Kashmir’s economy also suffered. While in the rest of the country, people were able to work from home, the Kashmiris were in an internet blackout. This along with the frequent encounters between the militia and the military caused a loss of 2.4 billion dollars for the industrial sector. The tourism industry, which used to be a major source of income for the Kashmiris, lost 71% of its revenue. Many IT companies were forced to leave the state, leaving their employees without a job. The fruit industry which consists of the largest suppliers of apples in India, lost 1.35 lakh metric ton of its crops. Local businesses were also forced to shut down, not being able to survive the dual blow of COVID and militant encounters. Approximately 497,000 jobs were lost in the first six months of lockdown. The unemployment rate in Kashmir was 17.9% in July 2020.

     The Kashmiri media too was ruthlessly censored. When the lockdown first began, newspapers weren’t allowed to publish for the first two months. Even after publishing had begun, the media wasn’t  allowed to publish or report anything against the wishes of the government and were turned into tools of propaganda. The Kashmiris couldn’t access online publications, so their only source of information were newspaper articles which were far from reality.

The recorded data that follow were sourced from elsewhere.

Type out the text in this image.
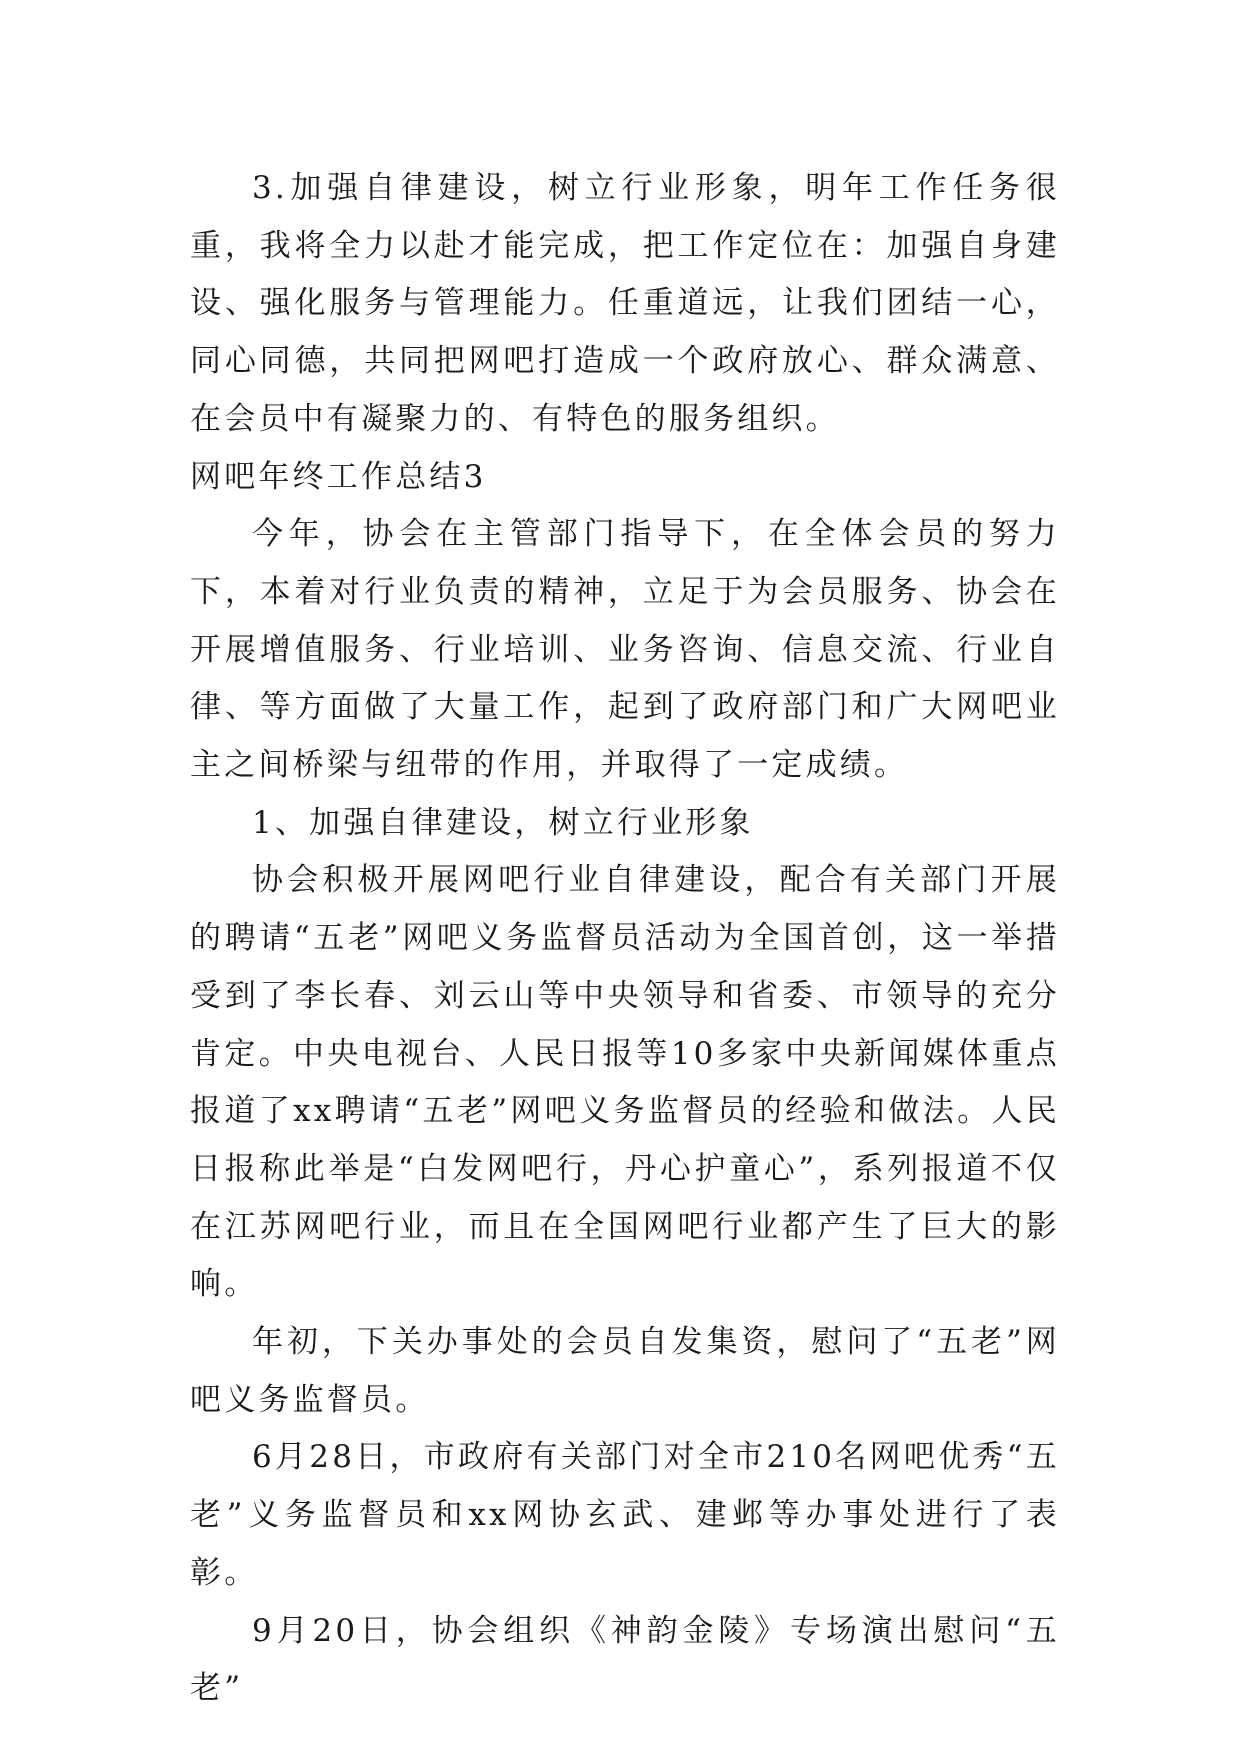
3.加强自律建设，树立行业形象，明年工作任务很重，我将全力以赴才能完成，把工作定位在：加强自身建设、强化服务与管理能力。任重道远，让我们团结一心，同心同德，共同把网吧打造成一个政府放心、群众满意、在会员中有凝聚力的、有特色的服务组织。

网吧年终工作总结3

今年，协会在主管部门指导下，在全体会员的努力下，本着对行业负责的精神，立足于为会员服务、协会在开展增值服务、行业培训、业务咨询、信息交流、行业自律、等方面做了大量工作，起到了政府部门和广大网吧业主之间桥梁与纽带的作用，并取得了一定成绩。

1、加强自律建设，树立行业形象

协会积极开展网吧行业自律建设，配合有关部门开展的聘请“五老”网吧义务监督员活动为全国首创，这一举措受到了李长春、刘云山等中央领导和省委、市领导的充分肯定。中央电视台、人民日报等10多家中央新闻媒体重点报道了xx聘请“五老”网吧义务监督员的经验和做法。人民日报称此举是“白发网吧行，丹心护童心”，系列报道不仅在江苏网吧行业，而且在全国网吧行业都产生了巨大的影响。

年初，下关办事处的会员自发集资，慰问了“五老”网吧义务监督员。

6月28日，市政府有关部门对全市210名网吧优秀“五老”义务监督员和xx网协玄武、建邺等办事处进行了表彰。

9月20日，协会组织《神韵金陵》专场演出慰问“五老”
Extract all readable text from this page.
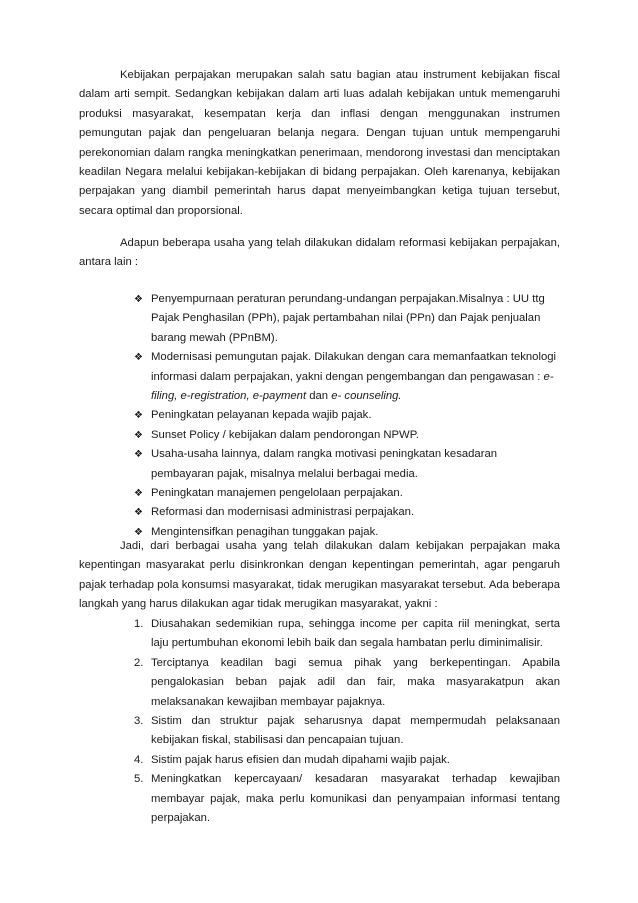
Kebijakan perpajakan merupakan salah satu bagian atau instrument kebijakan fiscal dalam arti sempit. Sedangkan kebijakan dalam arti luas adalah kebijakan untuk memengaruhi produksi masyarakat, kesempatan kerja dan inflasi dengan menggunakan instrumen pemungutan pajak dan pengeluaran belanja negara. Dengan tujuan untuk mempengaruhi perekonomian dalam rangka meningkatkan penerimaan, mendorong investasi dan menciptakan keadilan Negara melalui kebijakan-kebijakan di bidang perpajakan. Oleh karenanya, kebijakan perpajakan yang diambil pemerintah harus dapat menyeimbangkan ketiga tujuan tersebut, secara optimal dan proporsional.

Adapun beberapa usaha yang telah dilakukan didalam reformasi kebijakan perpajakan,    antara lain :

❖ Penyempurnaan peraturan perundang-undangan perpajakan.Misalnya : UU ttg Pajak Penghasilan (PPh), pajak pertambahan nilai (PPn) dan Pajak penjualan barang mewah (PPnBM).
❖ Modernisasi pemungutan pajak. Dilakukan dengan cara memanfaatkan teknologi informasi dalam perpajakan, yakni dengan pengembangan dan pengawasan : e-filing, e-registration, e-payment dan e- counseling.
❖ Peningkatan pelayanan kepada wajib pajak.
❖ Sunset Policy / kebijakan dalam pendorongan NPWP.
❖ Usaha-usaha lainnya, dalam rangka motivasi peningkatan kesadaran pembayaran pajak, misalnya melalui berbagai media.
❖ Peningkatan manajemen pengelolaan perpajakan.
❖ Reformasi dan modernisasi administrasi perpajakan.
❖ Mengintensifkan penagihan tunggakan pajak.

Jadi, dari berbagai usaha yang telah dilakukan dalam kebijakan perpajakan maka kepentingan masyarakat perlu disinkronkan dengan kepentingan pemerintah, agar pengaruh pajak terhadap pola konsumsi masyarakat, tidak merugikan masyarakat tersebut. Ada beberapa langkah yang harus dilakukan agar tidak merugikan masyarakat, yakni :

1. Diusahakan sedemikian rupa, sehingga income per capita riil meningkat, serta laju pertumbuhan ekonomi lebih baik dan segala hambatan perlu diminimalisir.
2. Terciptanya keadilan bagi semua pihak yang berkepentingan. Apabila pengalokasian beban pajak adil dan fair, maka masyarakatpun akan melaksanakan kewajiban membayar pajaknya.
3. Sistim dan struktur pajak seharusnya dapat mempermudah pelaksanaan kebijakan fiskal, stabilisasi dan pencapaian tujuan.
4. Sistim pajak harus efisien dan mudah dipahami wajib pajak.
5. Meningkatkan kepercayaan/ kesadaran masyarakat terhadap kewajiban membayar pajak, maka perlu komunikasi dan penyampaian informasi tentang perpajakan.
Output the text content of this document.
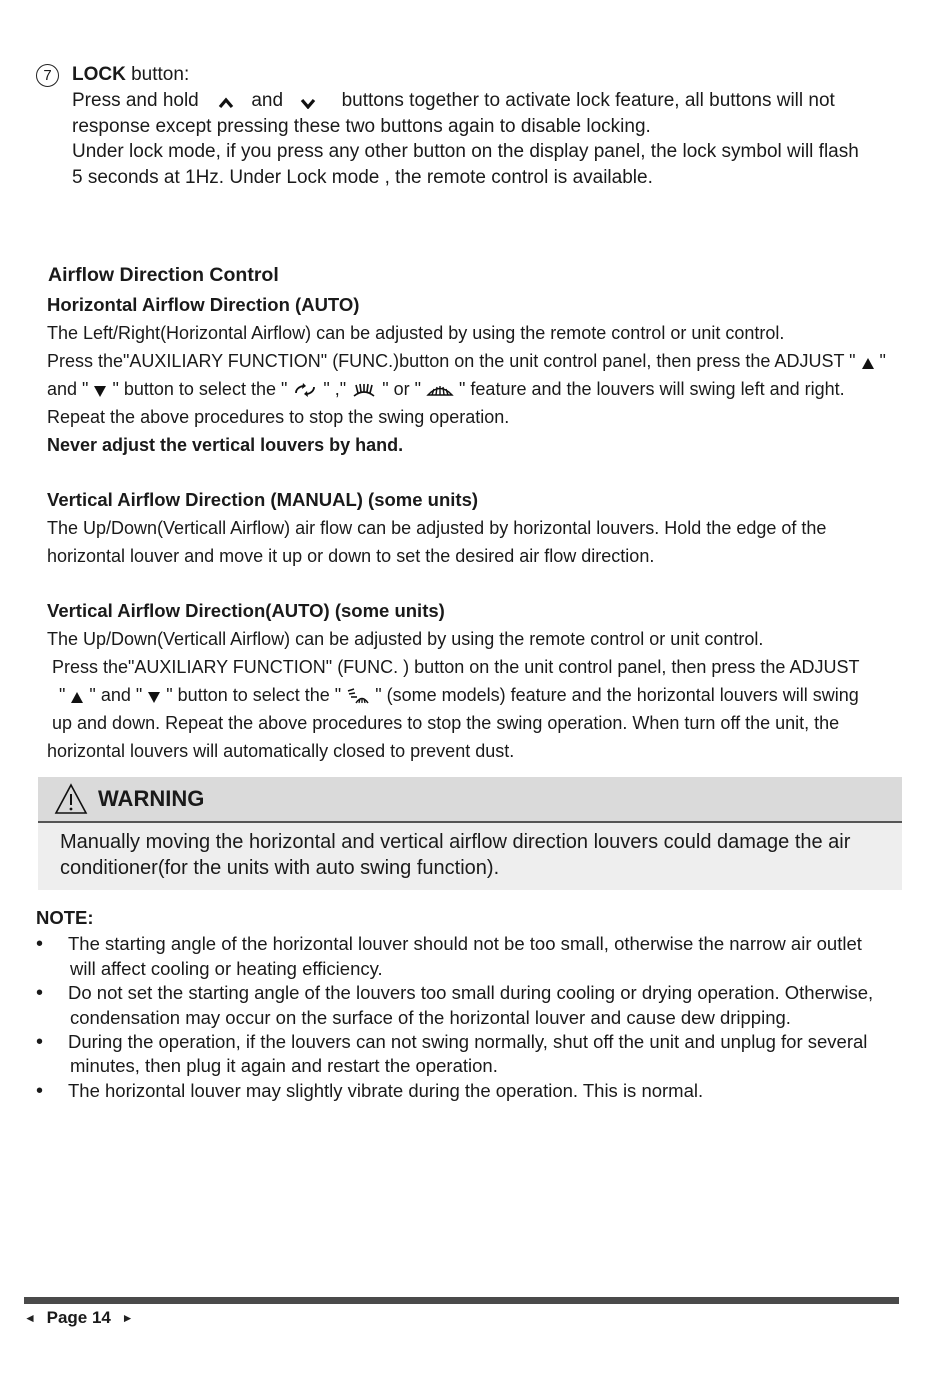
7	LOCK button:
Press and hold	and	buttons together to activate lock feature, all buttons will not
response except pressing these two buttons again to disable locking.
Under lock mode, if you press any other button on the display panel, the lock symbol will flash
5 seconds at 1Hz. Under Lock mode , the remote control is available.
Airflow Direction Control
Horizontal Airflow Direction (AUTO)
The Left/Right(Horizontal Airflow) can be adjusted by using the remote control or unit control.
Press the"AUXILIARY FUNCTION" (FUNC.)button on the unit control panel, then press the ADJUST " "
and " " button to select the " " ," " or " " feature and the louvers will swing left and right.
Repeat the above procedures to stop the swing operation.
Never adjust the vertical louvers by hand.
Vertical Airflow Direction (MANUAL) (some units)
The Up/Down(Verticall Airflow) air flow can be adjusted by horizontal louvers. Hold the edge of the
horizontal louver and move it up or down to set the desired air flow direction.
Vertical Airflow Direction(AUTO) (some units)
The Up/Down(Verticall Airflow) can be adjusted by using the remote control or unit control.
Press the"AUXILIARY FUNCTION" (FUNC. ) button on the unit control panel, then press the ADJUST
" " and " " button to select the " " (some models) feature and the horizontal louvers will swing
up and down. Repeat the above procedures to stop the swing operation. When turn off the unit, the
horizontal louvers will automatically closed to prevent dust.
WARNING
Manually moving the horizontal and vertical airflow direction louvers could damage the air conditioner(for the units with auto swing function).
NOTE:
• The starting angle of the horizontal louver should not be too small, otherwise the narrow air outlet
will affect cooling or heating efficiency.
• Do not set the starting angle of the louvers too small during cooling or drying operation. Otherwise,
condensation may occur on the surface of the horizontal louver and cause dew dripping.
• During the operation, if the louvers can not swing normally, shut off the unit and unplug for several
minutes, then plug it again and restart the operation.
• The horizontal louver may slightly vibrate during the operation. This is normal.
◄ Page 14 ►
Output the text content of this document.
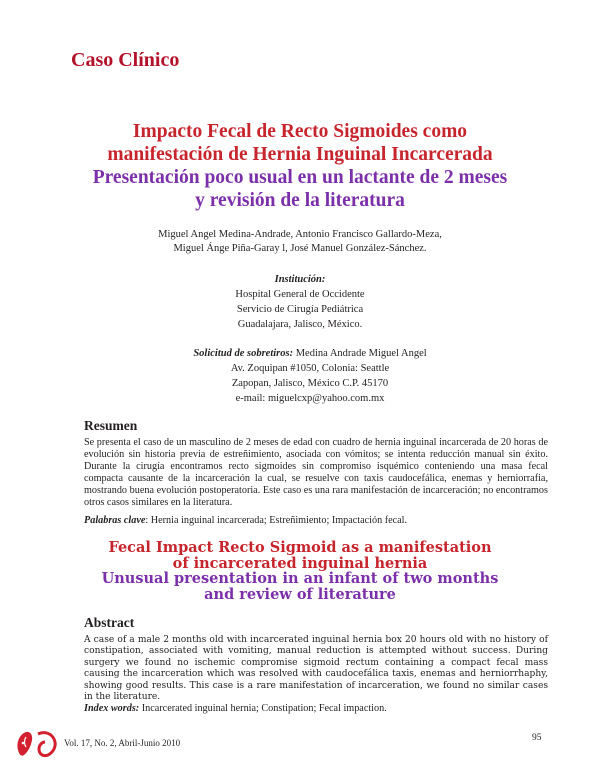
Caso Clínico
Impacto Fecal de Recto Sigmoides como
manifestación de Hernia Inguinal Incarcerada
Presentación poco usual en un lactante de 2 meses
y revisión de la literatura
Miguel Angel Medina-Andrade, Antonio Francisco Gallardo-Meza,
Miguel Ánge Piña-Garay l, José Manuel González-Sánchez.
Institución:
Hospital General de Occidente
Servicio de Cirugía Pediátrica
Guadalajara, Jalisco, México.
Solicitud de sobretiros: Medina Andrade Miguel Angel
Av. Zoquipan #1050, Colonia: Seattle
Zapopan, Jalisco, México C.P. 45170
e-mail: miguelcxp@yahoo.com.mx
Resumen
Se presenta el caso de un masculino de 2 meses de edad con cuadro de hernia inguinal incarcerada de 20 horas de evolución sin historia previa de estreñimiento, asociada con vómitos; se intenta reducción manual sin éxito. Durante la cirugía encontramos recto sigmoides sin compromiso isquémico conteniendo una masa fecal compacta causante de la incarceración la cual, se resuelve con taxis caudocefálica, enemas y herniorrafia, mostrando buena evolución postoperatoria. Este caso es una rara manifestación de incarceración; no encontramos otros casos similares en la literatura.
Palabras clave: Hernia inguinal incarcerada; Estreñimiento; Impactación fecal.
Fecal Impact Recto Sigmoid as a manifestation
of incarcerated inguinal hernia
Unusual presentation in an infant of two months
and review of literature
Abstract
A case of a male 2 months old with incarcerated inguinal hernia box 20 hours old with no history of constipation, associated with vomiting, manual reduction is attempted without success. During surgery we found no ischemic compromise sigmoid rectum containing a compact fecal mass causing the incarceration which was resolved with caudocefálica taxis, enemas and herniorrhaphy, showing good results. This case is a rare manifestation of incarceration, we found no similar cases in the literature.
Index words: Incarcerated inguinal hernia; Constipation; Fecal impaction.
Vol. 17, No. 2, Abril-Junio 2010	95
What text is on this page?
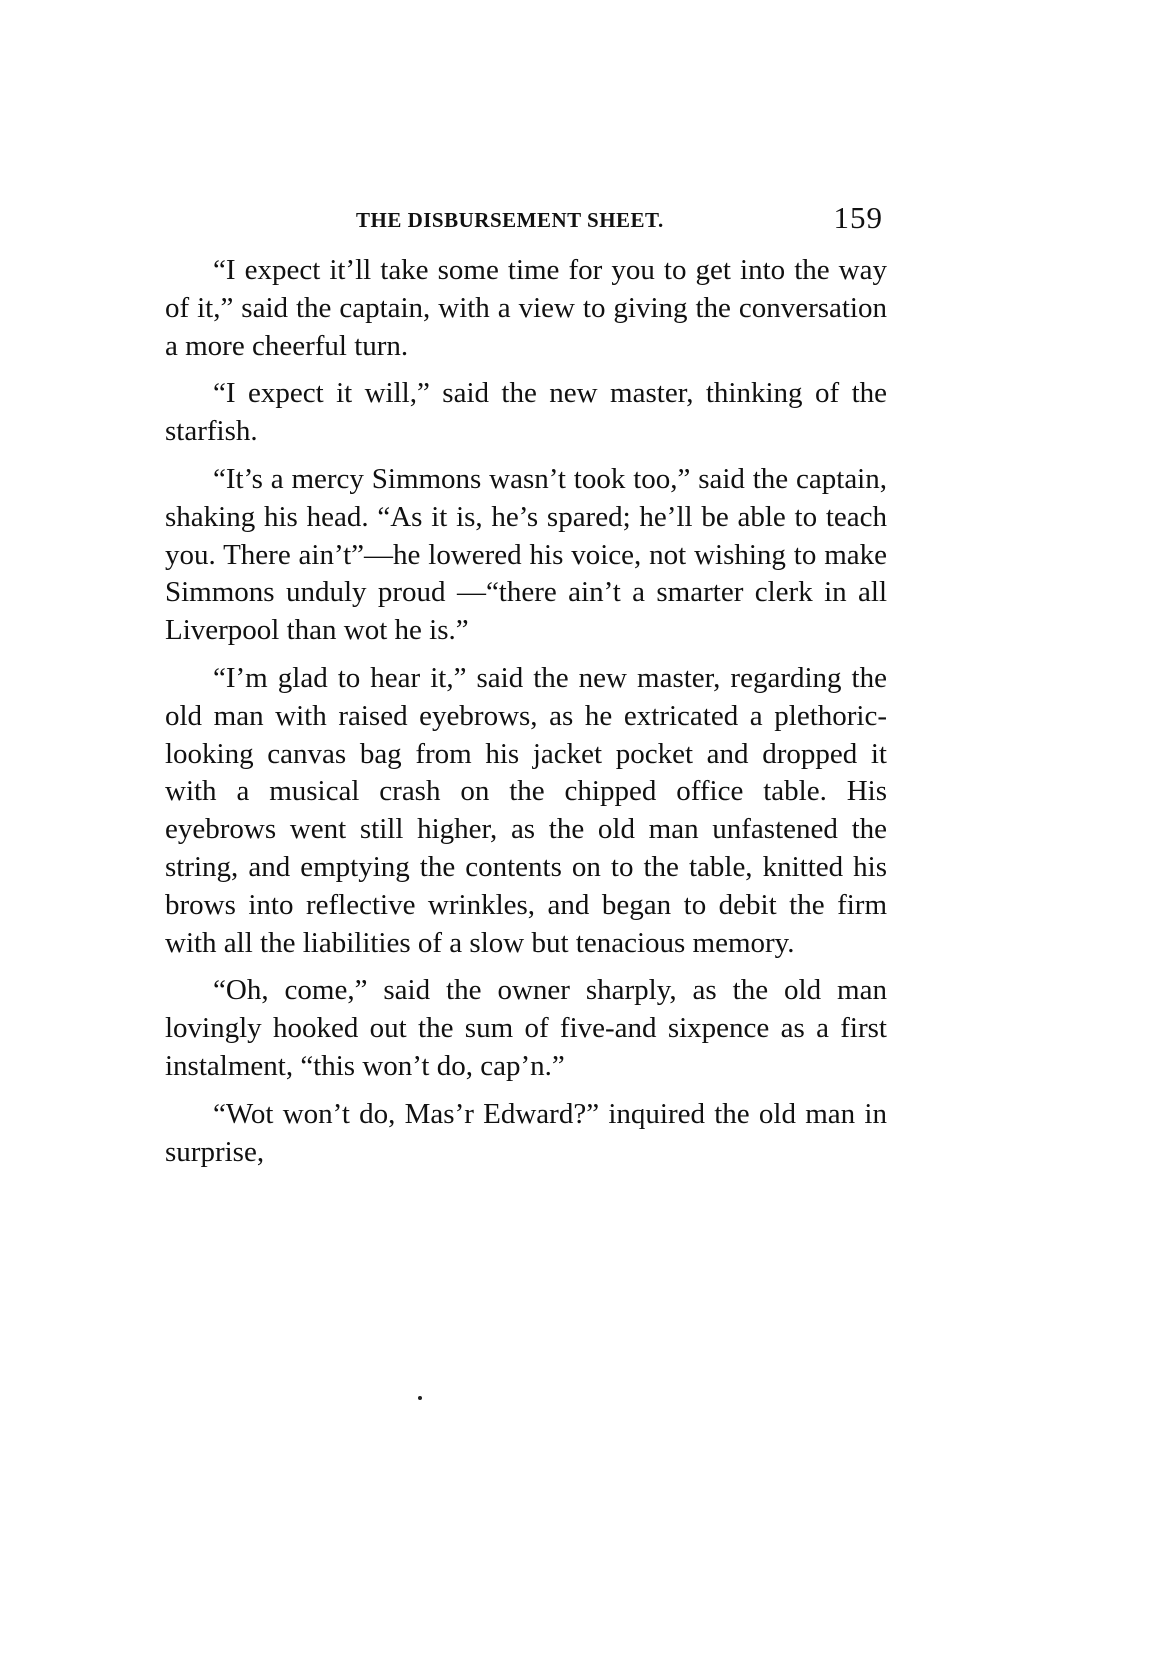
THE DISBURSEMENT SHEET.	159

“I expect it’ll take some time for you to get into the way of it,” said the captain, with a view to giving the conversation a more cheerful turn.

“I expect it will,” said the new master, thinking of the starfish.

“It’s a mercy Simmons wasn’t took too,” said the captain, shaking his head. “As it is, he’s spared; he’ll be able to teach you. There ain’t”—he lowered his voice, not wishing to make Simmons unduly proud —“there ain’t a smarter clerk in all Liverpool than wot he is.”

“I’m glad to hear it,” said the new master, regarding the old man with raised eyebrows, as he extricated a plethoric-looking canvas bag from his jacket pocket and dropped it with a musical crash on the chipped office table. His eyebrows went still higher, as the old man unfastened the string, and emptying the contents on to the table, knitted his brows into reflective wrinkles, and began to debit the firm with all the liabilities of a slow but tenacious memory.

“Oh, come,” said the owner sharply, as the old man lovingly hooked out the sum of five-and sixpence as a first instalment, “this won’t do, cap’n.”

“Wot won’t do, Mas’r Edward?” inquired the old man in surprise,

      PM Modi assured the Kashmiris that this was the beginning of a ‘new era’. Untill now, this ‘new era’ has only exacerbated the suffering of the Kashmiris. Kashmir has now been given the status of a Union Territory. Union Territories in India are governed directly by the President of India, which means the Kashmiris will have very little say in their own matters. Since India claims that Kashmir is an integral part of the country, it’s high time it start’s treating it like one. Military presence in Kashmir should be considerably reduced and internet services must be restored in the Valley. Political prisoners should be released and the censorship of media must be avoided by all means. There should be an enquiry into the alleged human rights violations that have taken place in Kashmir and adequate compensation must be given. Kashmir has been portrayed as the proverbial phoenix, rising from the ashes, when in reality it is India that had  lit the pyre in the first place.

The views expressed in this article are the author’s own and may not reflect the opinions of The St Andrews Economist.